The fall camp depth chart showed Isaiah Bruce as the second-stringer to Doug Rigg at Sam linebacker. But for two weeks preceding the season opener, Bruce had an inclination that he was no backup.
"We had been doing a lot of rotating, and then they started playing me with the ones a lot and I hadn’t subbing out much," Bruce said. "So I kind of figured I might be starting."
Alas, on Saturday’s opening series against Marshall, there was the redshirt freshman Bruce lined up beside Rigg, who had shifted to Will linebacker, the other inside position.
And seven snaps into his college career, after Marshall moved to midfield, there was Bruce effectively killing the drive by dropping Herd running back Travon Van for an 8-yard loss.
The play launched a dazzling debut for Bruce: 16 tackles, a 43-yard fumble return for a touchdown and, as of Tuesday, a Big 12 Defensive Player of the Week award.
Though Bruce sensed he did a good job pursuing the ball on almost every play of WVU’s 69-34 victory, he was staggered to see his postgame stat sheet.
"You don’t really think about (how many tackles you have) during the game," he said. "It’s not like, ‘Oh, got another one.’"
Back in the locker room, he scrolled through a stream of congratulatory text messages from family members and high school friends. Yet Bruce’s enthusiasm was tempered by the realization he could have played better. He misread his keys on several plays, including reacting wrongly to Marshall’s pulling guard on a couple instances.
"And he had five missed tackles," said linebackers coach and co-defensive coordinator Keith Patterson on Tuesday. "So he should have had 21 tackles. Now, that would’ve been a pretty good first start."
Though Patterson said he rides Bruce daily about his tackling, the coach could hardly hide his giddiness over what he saw in Week 1.
"He has definitely earned my trust because he’s such a worker," Patterson said. "He’s typically in position, and he has tried to gain an understanding of what we’re doing. And I’ve tried to strain him mentally and physically to become a tough-mindset linebacker."
The best evidence of that came late in the first quarter, with Marshall starting a drive from its own 2-yard line.
"(Marshall) tried to run the Iso out of the end zone, and (Bruce) knocked their fullback 3 yards deep into their backfield and got in on the tackle," Patterson said.

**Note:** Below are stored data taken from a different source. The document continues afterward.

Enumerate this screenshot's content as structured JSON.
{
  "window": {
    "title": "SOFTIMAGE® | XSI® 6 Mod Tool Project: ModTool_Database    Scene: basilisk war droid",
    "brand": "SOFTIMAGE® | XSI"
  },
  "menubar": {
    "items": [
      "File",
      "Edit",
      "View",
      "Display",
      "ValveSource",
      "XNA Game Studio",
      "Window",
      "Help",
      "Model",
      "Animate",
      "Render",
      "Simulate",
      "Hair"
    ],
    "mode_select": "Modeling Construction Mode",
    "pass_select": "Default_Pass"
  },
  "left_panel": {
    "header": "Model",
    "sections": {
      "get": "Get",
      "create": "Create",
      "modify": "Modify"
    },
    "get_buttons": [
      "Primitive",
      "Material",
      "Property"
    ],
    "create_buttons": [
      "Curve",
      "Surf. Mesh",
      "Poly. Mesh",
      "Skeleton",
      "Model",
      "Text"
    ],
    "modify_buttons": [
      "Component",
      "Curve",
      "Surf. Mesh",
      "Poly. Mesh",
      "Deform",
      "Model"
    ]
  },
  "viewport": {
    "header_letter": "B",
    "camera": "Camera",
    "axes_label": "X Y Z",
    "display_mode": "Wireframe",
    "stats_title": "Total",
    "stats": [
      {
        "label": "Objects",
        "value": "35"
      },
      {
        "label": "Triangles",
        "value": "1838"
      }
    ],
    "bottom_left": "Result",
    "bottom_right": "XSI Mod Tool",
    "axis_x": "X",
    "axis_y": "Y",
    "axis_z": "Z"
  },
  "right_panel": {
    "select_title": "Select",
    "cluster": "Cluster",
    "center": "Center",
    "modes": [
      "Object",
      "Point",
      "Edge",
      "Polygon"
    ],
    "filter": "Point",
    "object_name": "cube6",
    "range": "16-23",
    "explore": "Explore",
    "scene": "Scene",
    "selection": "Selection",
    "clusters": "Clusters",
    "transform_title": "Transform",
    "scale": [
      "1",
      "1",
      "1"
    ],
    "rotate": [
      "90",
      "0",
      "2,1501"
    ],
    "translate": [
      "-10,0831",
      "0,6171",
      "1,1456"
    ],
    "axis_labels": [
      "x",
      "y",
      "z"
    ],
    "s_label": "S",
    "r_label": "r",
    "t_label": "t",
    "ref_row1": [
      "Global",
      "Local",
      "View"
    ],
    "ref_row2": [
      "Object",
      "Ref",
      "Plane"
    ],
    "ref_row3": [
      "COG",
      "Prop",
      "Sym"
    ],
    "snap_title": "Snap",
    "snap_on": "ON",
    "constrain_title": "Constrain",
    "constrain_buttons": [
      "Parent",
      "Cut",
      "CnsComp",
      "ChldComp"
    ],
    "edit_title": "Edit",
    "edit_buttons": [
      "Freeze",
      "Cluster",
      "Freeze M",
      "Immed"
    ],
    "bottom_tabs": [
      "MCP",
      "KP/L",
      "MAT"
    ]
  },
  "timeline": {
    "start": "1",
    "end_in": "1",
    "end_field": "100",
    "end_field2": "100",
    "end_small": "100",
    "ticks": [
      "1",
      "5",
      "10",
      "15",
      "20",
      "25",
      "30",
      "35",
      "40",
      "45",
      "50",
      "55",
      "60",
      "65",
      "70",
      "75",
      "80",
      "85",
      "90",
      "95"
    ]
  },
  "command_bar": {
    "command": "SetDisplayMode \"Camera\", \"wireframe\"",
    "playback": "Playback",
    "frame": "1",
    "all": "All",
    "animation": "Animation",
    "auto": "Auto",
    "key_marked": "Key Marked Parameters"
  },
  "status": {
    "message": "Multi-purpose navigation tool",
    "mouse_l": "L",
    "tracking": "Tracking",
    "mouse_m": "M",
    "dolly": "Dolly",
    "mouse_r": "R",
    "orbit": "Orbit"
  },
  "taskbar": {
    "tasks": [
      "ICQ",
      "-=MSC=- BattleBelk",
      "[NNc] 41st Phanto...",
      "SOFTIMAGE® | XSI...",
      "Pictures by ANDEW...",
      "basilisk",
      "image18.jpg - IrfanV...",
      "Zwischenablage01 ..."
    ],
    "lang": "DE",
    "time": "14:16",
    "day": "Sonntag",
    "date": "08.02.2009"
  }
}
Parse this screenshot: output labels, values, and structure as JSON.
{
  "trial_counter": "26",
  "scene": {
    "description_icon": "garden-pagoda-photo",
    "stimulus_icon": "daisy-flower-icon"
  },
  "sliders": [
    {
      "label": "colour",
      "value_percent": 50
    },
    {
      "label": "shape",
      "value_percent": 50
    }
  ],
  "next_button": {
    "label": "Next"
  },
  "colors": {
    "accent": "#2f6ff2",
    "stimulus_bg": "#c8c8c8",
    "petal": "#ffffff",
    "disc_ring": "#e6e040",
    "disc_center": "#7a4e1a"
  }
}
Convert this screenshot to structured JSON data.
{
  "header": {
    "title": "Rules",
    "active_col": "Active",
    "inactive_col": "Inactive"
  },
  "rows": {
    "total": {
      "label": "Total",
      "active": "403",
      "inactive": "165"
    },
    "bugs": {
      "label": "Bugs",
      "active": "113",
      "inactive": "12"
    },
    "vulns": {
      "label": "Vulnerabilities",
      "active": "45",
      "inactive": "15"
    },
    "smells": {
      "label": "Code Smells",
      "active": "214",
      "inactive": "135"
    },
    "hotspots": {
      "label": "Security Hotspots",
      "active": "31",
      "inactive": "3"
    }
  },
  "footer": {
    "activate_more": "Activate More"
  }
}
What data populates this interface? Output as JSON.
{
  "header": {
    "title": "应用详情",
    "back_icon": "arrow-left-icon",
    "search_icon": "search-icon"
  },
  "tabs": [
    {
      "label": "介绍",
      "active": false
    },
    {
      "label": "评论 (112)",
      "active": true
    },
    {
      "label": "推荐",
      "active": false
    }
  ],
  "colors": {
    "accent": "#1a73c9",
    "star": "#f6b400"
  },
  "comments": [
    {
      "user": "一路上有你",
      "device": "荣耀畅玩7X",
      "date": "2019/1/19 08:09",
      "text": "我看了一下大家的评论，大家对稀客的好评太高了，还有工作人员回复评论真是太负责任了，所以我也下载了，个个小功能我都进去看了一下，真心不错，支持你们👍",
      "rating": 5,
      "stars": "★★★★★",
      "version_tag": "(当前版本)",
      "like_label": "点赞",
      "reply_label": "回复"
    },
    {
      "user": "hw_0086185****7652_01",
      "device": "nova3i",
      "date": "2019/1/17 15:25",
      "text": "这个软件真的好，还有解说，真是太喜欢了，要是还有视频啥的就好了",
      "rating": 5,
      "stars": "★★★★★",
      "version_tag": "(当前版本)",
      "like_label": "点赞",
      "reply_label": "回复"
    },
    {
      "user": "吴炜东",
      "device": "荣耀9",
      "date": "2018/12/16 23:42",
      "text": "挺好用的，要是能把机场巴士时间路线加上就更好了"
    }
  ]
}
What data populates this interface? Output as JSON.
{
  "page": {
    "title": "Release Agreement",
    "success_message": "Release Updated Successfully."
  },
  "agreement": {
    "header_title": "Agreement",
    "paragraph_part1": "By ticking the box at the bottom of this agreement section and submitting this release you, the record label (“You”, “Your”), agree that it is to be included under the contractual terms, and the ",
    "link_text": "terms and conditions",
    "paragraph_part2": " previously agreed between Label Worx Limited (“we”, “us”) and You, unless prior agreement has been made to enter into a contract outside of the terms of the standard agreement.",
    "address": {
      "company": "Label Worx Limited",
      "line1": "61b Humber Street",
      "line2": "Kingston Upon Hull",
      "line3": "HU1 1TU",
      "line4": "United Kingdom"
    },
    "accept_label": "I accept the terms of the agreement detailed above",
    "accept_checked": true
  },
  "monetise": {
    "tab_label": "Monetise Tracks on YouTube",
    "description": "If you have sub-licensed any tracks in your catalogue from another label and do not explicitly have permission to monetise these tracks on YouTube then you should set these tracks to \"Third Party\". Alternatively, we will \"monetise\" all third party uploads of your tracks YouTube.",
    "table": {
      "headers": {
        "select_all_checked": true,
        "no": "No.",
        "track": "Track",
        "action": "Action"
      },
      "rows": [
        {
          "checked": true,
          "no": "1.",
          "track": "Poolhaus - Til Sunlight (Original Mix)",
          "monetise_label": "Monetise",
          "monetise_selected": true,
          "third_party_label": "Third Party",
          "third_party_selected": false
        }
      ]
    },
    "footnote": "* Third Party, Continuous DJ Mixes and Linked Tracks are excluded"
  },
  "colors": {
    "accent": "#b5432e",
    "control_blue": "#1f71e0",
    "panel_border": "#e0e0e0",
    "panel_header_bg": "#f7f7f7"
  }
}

"To see (the practice reps) carry over to that first game gave him a lot of confidence."
Head coach Dana Holgorsen was struck by Bruce’s "tremendous conditioning" and ball-hawking persistence throughout an afternoon when Marshall ran 101 plays.
"I didn’t know if he could do it for four quarters, but he did," Holgorsen said. "Not everybody looked the same in the fourth quarter as they did in the first quarter, but he looked like he was doing the same stuff consistently for four quarters. We need to get some older guys to do that consistent."
Holgorsen appreciated Bruce’s serious approach to a preseason meeting when WVU brought in officials to counsel players on rules.
"He raised his hand three or four times and was asking questions," Holgorsen said. "He’s a smart kid, his conditioning is good, and it was a pleasant surprise. But he, along with everybody else, has a whole lot to work on."
Tackling the bye week
The Mountaineers defensive staff suggested poor tackling, and not misalignments, were to blame for the unit allowing 545 yards to Marshall.
"You can’t emulate (tackling) in practice, because you’re dying to protect your team, especially in fall camp," Patterson said. "We tackle and we do some live situations, but it’s almost like you have to play your way into being a great tackling team."
With a bye week leading up to games against FCS member James Madison and Maryland, there’s time to address the issue. Even after what he described as a physical preseason, Holgorsen said he expected some Week 1 struggles.
"In situational scrimmages, we probably tackled more than anywhere I’ve ever been," he said. "We remained healthy, we tackled good and practiced well together, but it’s still different on gameday. It’s especially different when you have about 14 freshmen out there.
"Those guys have never tackled in a college football game. It’s one thing that should improve, and if it doesn’t we won’t be very good defensively."